El sol estaba raro. Me llevó un rato largo pensar en ello. Miré a mi alrededor para constatar que nada más había cambiado. Levanté la vista al cielo y una niebla fina besaba la luz solar del mediodía. Aún creí que pensaba en aquel asunto. Decididamente, bajé los dos pisos de aquel edificio y me dispuse a mezclarme con los transeúntes del centro. En el pecho, mi corazón latió estrepitosamente. No llevaba nada conmigo: ni dinero; ni calzado cómodo; ni abrigo. Estaba sólo frente a la plaza Esteban Adrogué. Poco a poco, el tráfico amainó y la gente comenzó a desaparecer. La avenida Espora se mostraba desnuda.

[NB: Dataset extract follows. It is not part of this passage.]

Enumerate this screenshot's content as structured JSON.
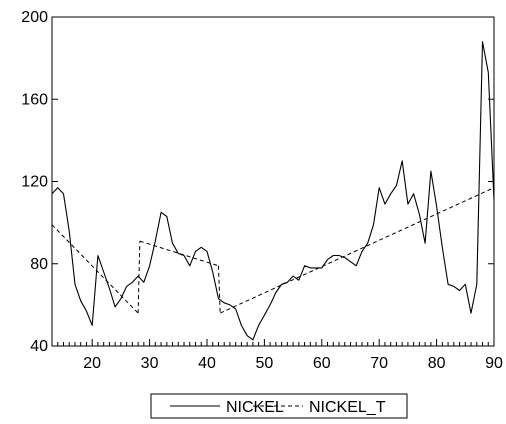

¿Acaso era un día feriado? Tomé entonces aquella ruta y escruté el horizonte: Allí dormía Buenos Aires escondida entre el riachuelo (como si este último pudiera también esconderse). Aquel muro de agua podrida no me sedujo demasiado para continuar mi carrera. Sin embargo, por aquellas cavilaciones yo corría por la ciudad de Banfield. Llegué a Lanús y mis piernas cansadas detestaron aquellos comercios hacinados: no terminé de roer el sentimiento cuando el Puente Pueyrredón ya casi se abría ante mí. Sentía comerme por la bocaza hacia las entrañas de la gran ciudad.
Atravesé la cuenca por el viejo puente de Barracas. Verifiqué que el agua debajo estaba más cansada que nunca. Un ruido de aleteo se posó sobre mi cabeza. ¿Qué ave puede vivir en una llanura de cemento con finas elevaciones del mismo material? Creí ver a dos palomas refugiadas descontentas bajo el toldo de una ventana alta.
Para mi sorpresa la ciudad también estaba vacía; como copas que nunca les llega el derrame del jugo de manzana fermentado de la sidra. Aún peor: las fachadas desgastadas cubrían los hongos que intentaban amanecer entre las verdes plantas. La tupida vegetación indicaba que nadie -o casi nadie- vivía allí. Le acerté a todos los senderos para llegar al cementerio, pero mi desatino se fue detrás de ti cuando no te perdoné. Sentí la muerte más horrible: había sido olvidado por vos.
No le di más trascendencia al asunto de la que merecía: seguí corriendo en dirección al cementerio de la recoleta. En Avenida Santa Fe y Azcuénaga me pareció ver un kiosco con las modernas flores que crecen verticales. Tuve hambre y sed. Tenía la esperanza de encontrar algo abierto o, al menos, de ver a alguna persona que me orientase. Llegué al silente camposanto. Las verjas estaban abiertas. Ingresé y enseguida caminé con paso lento hacia la tumba de Bioy Casares.
Me dio miedo que la ciudad estuviera más muerta que aquel lugar de cuerpos sin vida. Encontré la pequeña edificación que rezaba el nombre del famoso escritor argentino y allí me decidí a finalizar mi operación. Desesperado, recordé la falta de herramientas y el no haber visto ninguna ferretería en la caminata: ¿Acaso ya no existían? Encontré un candado lleno de óxido pero no menos cubierto por la espesa vegetación. Rompí el cerrojo dándole golpes con una piedra, y allí pude distinguirlas: diferentes repisas a distintas alturas sosteniendo los ataúdes de la familia del autor de La invención de Morel. No pude discernir cuál era de él, pero en mi pesquisa encontré un cajón vacío contiguo al artista y allí decidí dormir unas horas para superar el cansancio que me produjo el viaje desde Adrogué. Cuando desperté el sol había desaparecido: solo la luna y el aleteo entre las hojas eran mi única compañía aquella noche. Acomodé mi ataúd más cerca de la familia de Bioy y salí a tomar aire fresco. La ciudad seguía vacía.
Hace tres meses que vivo allí y cada tanto me surge la pregunta aunque cada vez menos frecuente: ¿Habrá una muerte peor que la de haber sido olvidado por alguien que no te recuerda? Volví, como todas las noches, al féretro vacío y me dispuse a dormir varias noches en aquel oblongo hasta que alguien me despertase.
Nicolás Wlachija, Buenos Aires, Argentina. (2019).